— По ком пожаловали, барин? — спросил он глуховатым, простуженным голосом.
Я показал на особняк и нарочито пьяно, развязно протянул:
— Охота должок отдать.
— Их нетути, — сообщил мужик. — В другой день приходите.
Едва он произнес «их нетути», как затеплилось одно из нижних окон. Я сделал вид, что ухожу, притворил за собой калитку, отошел и залег в бурьяне. Дождавшись, когда мужик скроется, я перемахнул через изгородь. Дрожа, я припал к стеклу — за столом в комнате, подле лампы с алым абажуром, склонился некий монгол с обнаженным невероятно мускулистым торсом. Сказать, что лицо этого господина было уродливо, было бы упрощением — кто, когда и с какой целью истязал его, измывался и лютовал над ним? Что за изувер прикладывал пыточные орудия и с дьявольским сладострастием калечил черты, сотворенные природой? Ухо свисало клочьями, по щеке и предплечью будто бы прошлись бороной, куски вывороченного багрового мяса образовывали складки губ, зрачки в разрезе век горели зло, дерзко. Монгол раскладывал перед собой листы бумаги, быстро выводил на них пером, прочитывал написанное и самодовольно роготал. Тотчас мне вспомнились письма, что три года кряду настигали меня.

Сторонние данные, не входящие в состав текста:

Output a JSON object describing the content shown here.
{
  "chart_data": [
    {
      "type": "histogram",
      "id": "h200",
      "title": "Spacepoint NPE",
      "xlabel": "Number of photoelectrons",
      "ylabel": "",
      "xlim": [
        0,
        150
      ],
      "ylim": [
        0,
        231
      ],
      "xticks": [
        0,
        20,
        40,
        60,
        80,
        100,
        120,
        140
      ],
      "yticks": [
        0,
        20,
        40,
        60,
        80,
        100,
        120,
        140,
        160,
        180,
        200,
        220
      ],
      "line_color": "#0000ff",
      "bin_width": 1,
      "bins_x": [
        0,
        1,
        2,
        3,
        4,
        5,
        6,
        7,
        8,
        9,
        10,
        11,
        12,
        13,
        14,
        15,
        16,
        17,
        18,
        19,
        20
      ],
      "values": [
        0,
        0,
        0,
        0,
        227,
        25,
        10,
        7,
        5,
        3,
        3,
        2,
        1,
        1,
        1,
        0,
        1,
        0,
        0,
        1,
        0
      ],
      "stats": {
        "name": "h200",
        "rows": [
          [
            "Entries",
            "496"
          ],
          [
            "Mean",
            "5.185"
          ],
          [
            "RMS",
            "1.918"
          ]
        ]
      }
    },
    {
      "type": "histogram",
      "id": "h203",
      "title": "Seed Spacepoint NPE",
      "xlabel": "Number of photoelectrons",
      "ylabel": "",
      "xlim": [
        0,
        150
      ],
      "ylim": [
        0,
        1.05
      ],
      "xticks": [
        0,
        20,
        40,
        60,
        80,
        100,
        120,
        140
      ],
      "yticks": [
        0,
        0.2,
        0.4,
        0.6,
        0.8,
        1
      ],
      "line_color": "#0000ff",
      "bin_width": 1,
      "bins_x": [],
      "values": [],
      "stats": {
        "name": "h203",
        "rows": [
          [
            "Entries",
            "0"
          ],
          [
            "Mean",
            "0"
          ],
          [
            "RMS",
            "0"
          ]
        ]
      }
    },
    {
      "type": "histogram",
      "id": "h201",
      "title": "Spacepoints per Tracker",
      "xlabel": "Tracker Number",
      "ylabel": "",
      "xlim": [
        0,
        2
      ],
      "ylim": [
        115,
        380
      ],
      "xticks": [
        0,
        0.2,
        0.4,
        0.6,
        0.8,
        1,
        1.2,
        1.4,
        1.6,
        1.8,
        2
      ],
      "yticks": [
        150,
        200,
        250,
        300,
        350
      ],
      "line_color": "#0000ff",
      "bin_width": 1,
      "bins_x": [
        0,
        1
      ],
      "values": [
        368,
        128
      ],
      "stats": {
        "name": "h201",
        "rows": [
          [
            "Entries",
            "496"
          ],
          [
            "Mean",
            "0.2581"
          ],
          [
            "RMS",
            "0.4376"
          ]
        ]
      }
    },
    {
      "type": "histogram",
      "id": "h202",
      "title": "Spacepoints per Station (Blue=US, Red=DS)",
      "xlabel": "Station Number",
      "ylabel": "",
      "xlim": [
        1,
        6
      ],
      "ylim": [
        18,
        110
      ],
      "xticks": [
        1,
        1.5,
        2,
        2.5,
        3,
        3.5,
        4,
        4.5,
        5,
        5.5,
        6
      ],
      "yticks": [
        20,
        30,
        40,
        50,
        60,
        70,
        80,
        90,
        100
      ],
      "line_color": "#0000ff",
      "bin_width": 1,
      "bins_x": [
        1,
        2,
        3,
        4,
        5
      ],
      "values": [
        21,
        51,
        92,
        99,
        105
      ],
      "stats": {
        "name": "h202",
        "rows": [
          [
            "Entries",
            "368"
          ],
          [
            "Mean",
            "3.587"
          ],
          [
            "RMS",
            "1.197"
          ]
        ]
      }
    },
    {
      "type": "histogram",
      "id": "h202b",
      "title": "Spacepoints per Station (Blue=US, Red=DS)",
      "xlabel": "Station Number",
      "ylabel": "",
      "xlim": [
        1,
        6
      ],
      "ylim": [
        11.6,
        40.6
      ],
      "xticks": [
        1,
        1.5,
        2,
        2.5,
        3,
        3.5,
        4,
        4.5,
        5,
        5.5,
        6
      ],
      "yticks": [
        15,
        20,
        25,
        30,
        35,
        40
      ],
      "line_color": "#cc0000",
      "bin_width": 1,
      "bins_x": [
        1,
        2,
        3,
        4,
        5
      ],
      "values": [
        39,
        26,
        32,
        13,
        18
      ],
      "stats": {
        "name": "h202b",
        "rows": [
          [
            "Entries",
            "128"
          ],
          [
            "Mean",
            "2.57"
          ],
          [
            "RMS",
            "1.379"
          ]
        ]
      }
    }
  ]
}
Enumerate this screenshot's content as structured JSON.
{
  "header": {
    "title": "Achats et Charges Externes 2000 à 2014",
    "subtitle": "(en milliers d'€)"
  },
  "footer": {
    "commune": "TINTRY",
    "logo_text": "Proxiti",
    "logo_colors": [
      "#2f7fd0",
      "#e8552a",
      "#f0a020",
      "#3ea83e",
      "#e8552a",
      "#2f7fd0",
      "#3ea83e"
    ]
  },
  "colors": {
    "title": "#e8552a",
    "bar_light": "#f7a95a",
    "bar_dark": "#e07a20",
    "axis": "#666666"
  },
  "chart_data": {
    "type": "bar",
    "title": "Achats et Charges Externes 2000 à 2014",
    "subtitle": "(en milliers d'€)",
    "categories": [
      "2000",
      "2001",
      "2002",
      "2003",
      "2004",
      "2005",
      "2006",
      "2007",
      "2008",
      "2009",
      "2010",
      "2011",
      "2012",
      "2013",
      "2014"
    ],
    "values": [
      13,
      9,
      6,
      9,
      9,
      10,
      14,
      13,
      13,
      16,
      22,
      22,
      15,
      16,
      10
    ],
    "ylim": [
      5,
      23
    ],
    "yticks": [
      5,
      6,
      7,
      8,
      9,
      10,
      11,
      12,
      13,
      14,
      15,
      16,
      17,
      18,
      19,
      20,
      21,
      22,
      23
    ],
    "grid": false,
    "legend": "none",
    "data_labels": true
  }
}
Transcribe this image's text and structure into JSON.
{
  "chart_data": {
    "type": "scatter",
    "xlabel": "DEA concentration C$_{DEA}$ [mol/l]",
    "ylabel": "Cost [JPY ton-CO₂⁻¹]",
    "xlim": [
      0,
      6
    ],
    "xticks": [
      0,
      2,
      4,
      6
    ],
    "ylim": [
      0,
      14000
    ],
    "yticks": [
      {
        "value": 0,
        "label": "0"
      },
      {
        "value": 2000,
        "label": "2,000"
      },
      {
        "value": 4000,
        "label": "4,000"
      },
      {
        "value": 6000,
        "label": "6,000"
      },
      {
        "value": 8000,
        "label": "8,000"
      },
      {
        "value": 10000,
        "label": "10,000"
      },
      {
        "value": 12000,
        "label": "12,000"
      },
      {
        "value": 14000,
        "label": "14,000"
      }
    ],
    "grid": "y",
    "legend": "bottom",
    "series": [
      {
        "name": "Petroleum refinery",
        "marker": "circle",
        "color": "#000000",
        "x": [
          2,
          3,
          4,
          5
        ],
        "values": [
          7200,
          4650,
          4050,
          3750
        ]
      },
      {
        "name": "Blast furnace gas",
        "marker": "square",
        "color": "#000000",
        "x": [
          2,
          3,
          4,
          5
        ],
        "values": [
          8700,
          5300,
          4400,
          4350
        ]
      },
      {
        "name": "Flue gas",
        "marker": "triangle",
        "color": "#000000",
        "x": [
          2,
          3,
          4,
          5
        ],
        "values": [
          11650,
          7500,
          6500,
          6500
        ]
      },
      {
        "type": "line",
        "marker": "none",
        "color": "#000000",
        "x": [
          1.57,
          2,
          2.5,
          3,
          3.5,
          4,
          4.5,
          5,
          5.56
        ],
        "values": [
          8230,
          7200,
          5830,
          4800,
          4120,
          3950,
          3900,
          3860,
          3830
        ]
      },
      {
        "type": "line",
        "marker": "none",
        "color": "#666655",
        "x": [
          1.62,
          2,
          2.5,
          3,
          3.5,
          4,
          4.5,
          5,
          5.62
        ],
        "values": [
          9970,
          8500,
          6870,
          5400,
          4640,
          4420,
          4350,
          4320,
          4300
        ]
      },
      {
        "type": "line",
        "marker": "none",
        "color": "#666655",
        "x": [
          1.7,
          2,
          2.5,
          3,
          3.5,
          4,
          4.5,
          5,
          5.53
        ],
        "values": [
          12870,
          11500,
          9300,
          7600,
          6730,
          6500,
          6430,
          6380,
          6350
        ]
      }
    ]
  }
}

Я уже вознамерился отойти от окна, как за спиной монгола возникла миловидная девочка–подросток с распущенными волосами до плеч, в коротком платье и в пуантах балерины. В самозабвенном танце она кружилась по комнате, покуда монгол своими могучими, как будто обтянутыми не кожей, а древесной корой, ручищами не подхватил ее и не усадил на колени. Она вздохнула как бы с сожалением, расставаясь с тем восхитительным чувством, всколыхнувшим и вознесшим ее, обняла шею монгола, приникла стыдливо к нему, в то время как он уже жадно целовал ее оголенные плечи. Вскоре и она ответно и робко прикоснулась к его лбу… Я стоял подле крыльца, и удушливый запах черемухи терзал меня. Мне было дурственно и от виденного, я не верил глазам, лицезрея, как заструилась багровая кровь по челу монгола, как белоснежное платье его подружки замаралось. Девочка в порыве экстаза сорвала его с себя и вновь приникла, дрожа, к монголу, который мял ее с мучительным и болезненным упоением, принуждая ее блаженно постанывать.
…Виденная сцена еще не раз возникала в моей памяти, и хотя я стремился дольше бывать на людях, допоздна засиживался в училище, работал над конспектами лекций, желая уйти от себя, но не мог избавиться от преследовавшего ощущения предрешенности собственной судьбы, словно вся моя жизнь являлась формальностью, ожиданием чего–то сверхъестественного. Это ожидание не было ни надеждой, ни чаянием помощи, — скорей, ожиданием высшего приговора.